Having toured the UK and festivals last year, Papa Roach return to Europe a year after the album’s “Who Do You Trust?” release. With sold out shows in most cities the band is having a big moment. The tour includes new territories such as Greece; a country never previously included in the band’s touring.
Words and Photos: Aggie Anthimidou
When Papa Roach first released “Who Do You Trust?” they said in interviews that they didn’t know how the fans would take to the new material. But judging from the fans’ reaction when new songs such as ‘Renegade Music’ and ‘Who Do You Trust?’ are played it’s undeniable that the band’s latest material is just as popular as the older fan favourites. Perhaps the latest album has gained the band a new wave of followers as the floor seems to be split in new and old fans (following Jacoby’s question) during the gig in Thessaloniki.

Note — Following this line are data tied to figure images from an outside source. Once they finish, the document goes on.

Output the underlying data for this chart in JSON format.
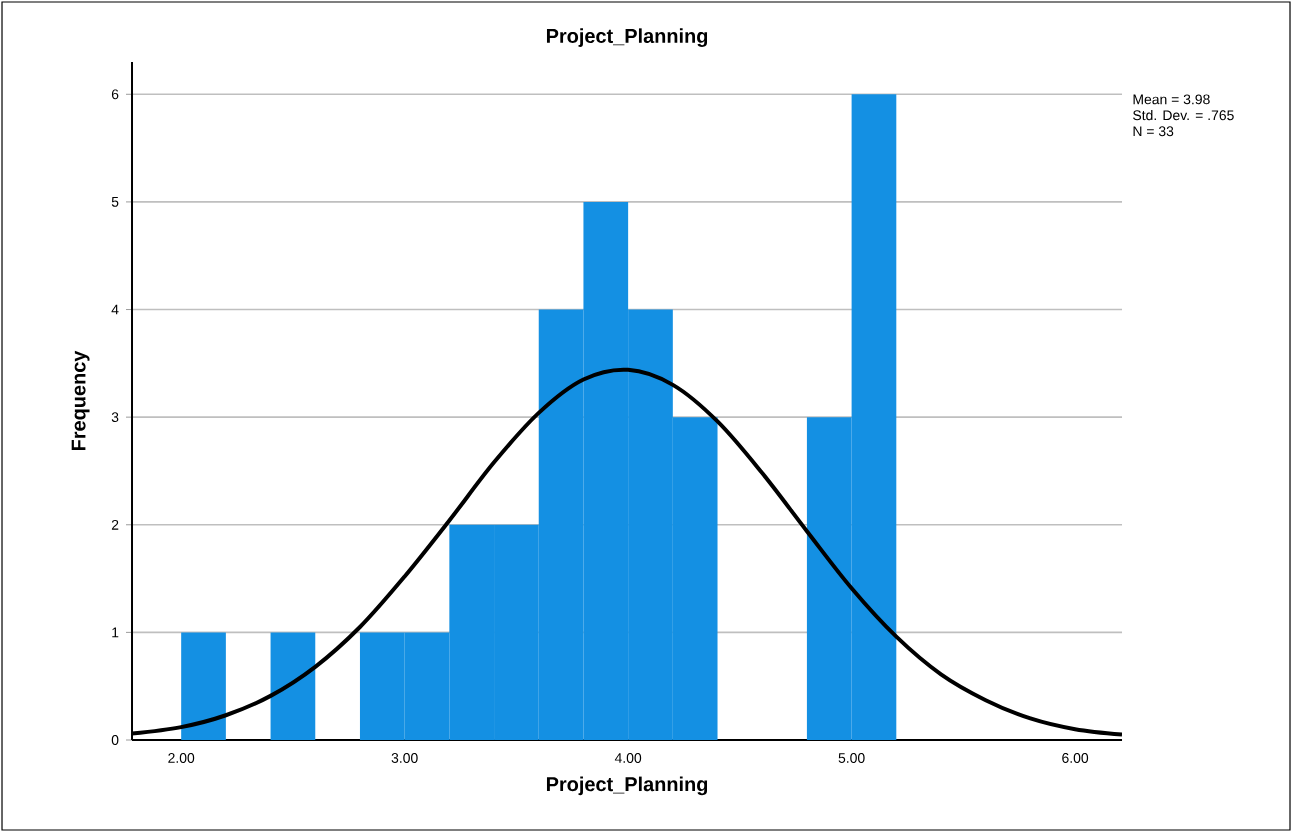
{
  "chart_data": {
    "type": "histogram",
    "title": "Project_Planning",
    "xlabel": "Project_Planning",
    "ylabel": "Frequency",
    "series": [
      {
        "bins": [
          2.0,
          2.2,
          2.4,
          2.6,
          2.8,
          3.0,
          3.2,
          3.4,
          3.6,
          3.8,
          4.0,
          4.2,
          4.4,
          4.6,
          4.8,
          5.0,
          5.2
        ],
        "values": [
          1,
          0,
          1,
          0,
          1,
          1,
          2,
          2,
          4,
          5,
          4,
          3,
          0,
          0,
          3,
          6
        ],
        "color": "#1490e3"
      },
      {
        "type": "line",
        "x": [
          1.78,
          2.0,
          2.2,
          2.4,
          2.6,
          2.8,
          3.0,
          3.2,
          3.4,
          3.6,
          3.8,
          4.0,
          4.2,
          4.4,
          4.6,
          4.8,
          5.0,
          5.2,
          5.4,
          5.6,
          5.8,
          6.0,
          6.21
        ],
        "values": [
          0.06,
          0.12,
          0.23,
          0.41,
          0.68,
          1.05,
          1.52,
          2.04,
          2.58,
          3.04,
          3.35,
          3.44,
          3.3,
          2.96,
          2.48,
          1.94,
          1.41,
          0.96,
          0.61,
          0.37,
          0.2,
          0.1,
          0.05
        ],
        "color": "#000000",
        "marker": "none",
        "line_style": "solid"
      }
    ],
    "xlim": [
      1.78,
      6.21
    ],
    "ylim": [
      0,
      6.3
    ],
    "xticks": [
      {
        "value": 2,
        "label": "2.00"
      },
      {
        "value": 3,
        "label": "3.00"
      },
      {
        "value": 4,
        "label": "4.00"
      },
      {
        "value": 5,
        "label": "5.00"
      },
      {
        "value": 6,
        "label": "6.00"
      }
    ],
    "yticks": [
      0,
      1,
      2,
      3,
      4,
      5,
      6
    ],
    "grid": "y",
    "annotations": [
      "Mean = 3.98",
      "Std. Dev. = .765",
      "N = 33"
    ]
  }
}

The set is an equal split from iconic “Infest” – celebrating its 20th anniversary release this April – and “Who Do You Trust?” with the rest being fan favourites across the band’s material.
I have seen Papa Roach a few times during the last year. And the only thing that is different each time is the size of venue and genre fans the band gets to be in front of. Because the contagious relentless energy, the execution and the pure love for what they do is always there whatever the occasion.
‘Dead Cell’ – from the band’s earlier days of nu-metal – opens the set and surprises fans. The song’s raw energy and Jacoby’s signature rapping set the energy bar high.
The band has shaken up last year’s set list on this tour and it is only until the encore that fans will hear old classic ‘Last Resort’ and new fan favourite ‘Who Do You Trust?’
‘I suffer well’, that follows, bonds perfectly with the set’s opener; a burst of punk rock explosive rage with aggressive riffs and vocals. You can hardly believe this is part of the new material, as the song channels so much from the band’s early days punk rock attitude. Although 19 years apart, this is the key element that glues all Papa Roach material and fans together; diversity and fresh, evolving elements but always with the core Papa Roach creative principles behind.
Having released themselves from genre stereotypes, the band has creatively widen its sound and style throughout the years brining in new influences with the release of each new album. An approach that paid off as 27 years from their creation, Papa Roach are still current and relevant.
“We’re gonna keep it old school” Jacoby says and ‘Between Angels and Insects’ – another “Infest” favourite – follows.
From the crowd’s reaction ‘Renegade Music’ was highly anticipated leading to crowd surges in the pit under Tobin Esperance’s dark bass riff.
“It’s a good night to be alive. I can see the fuckin’ fire in your eyes” says Shaddix.
There were no acoustic versions in Thessaloniki’s set which meant no slowing down from beginning to end and ‘Scars’ was the only moment given for reflection. A dear song for fans saw Jacoby giving the singing lead to the audience multiple times.
You got to love Papa Roach for the positive attitude they always bring to their shows. There are no rock star – raising walls. They get on stage, give 100% and truly connect with their fans on a musical and emotional level. Shaddix has a genuine rapport with his fans and the band feeds off the crowd’s energy (and vice versa).
Slowing down didn’t last too long as Tony Palermo emerged behind his drums indulging us to a solo and slowly raising up the pulse again for ‘Help’ that followed.
But this is exactly what a Papa Roach’s show objective is; an energy and emotional release.
The Prodigy holds a dear place in the band’s heart as one of their key creative influences. ‘Firestarter’ has found a permanent fixture on the set list following the passing of front man Keith Flint. It was a magical moment for the fans; The Prodigy always had a special connection with the city.
‘…To Be Loved’ is one of those songs that just want to make you jump. Its Californian rock energy – albeit its darker lyrics – brightens up the room and gets fans through the roof.
Anthony Esperance, usually behind keys, has done a stellar job stepping in to fill for Jerry Horton – having to pull out last minute due to an injury – in lead guitar.
Following ‘Last Resort’ Shaddix held his hand on his heart really touched by the crowd’s reception “…We are the only mother fuckers on this planet sharing this fuckin’ moment together” he says “This is sacred. So thank you very much for being such a huge part of our lives. We appreciate it. Thank you for giving us purpose. And never forget Thessaloniki…You were Born For Greatness!” Jacoby shouts before closing the set.
Thessaloniki’s fans loved them and as Shaddix said they won’t have to wait that long for the band’s next visit.
There is already new material in the works as Tobin Esperance said in his interview with MetalTalk before the gig and the band is looking into bringing a bigger show to the audiences. Taken how much fan favourite material the band has created over the years and their consistent stage chemistry and energy they bring each time; a Papa Roach show will never be a dull moment.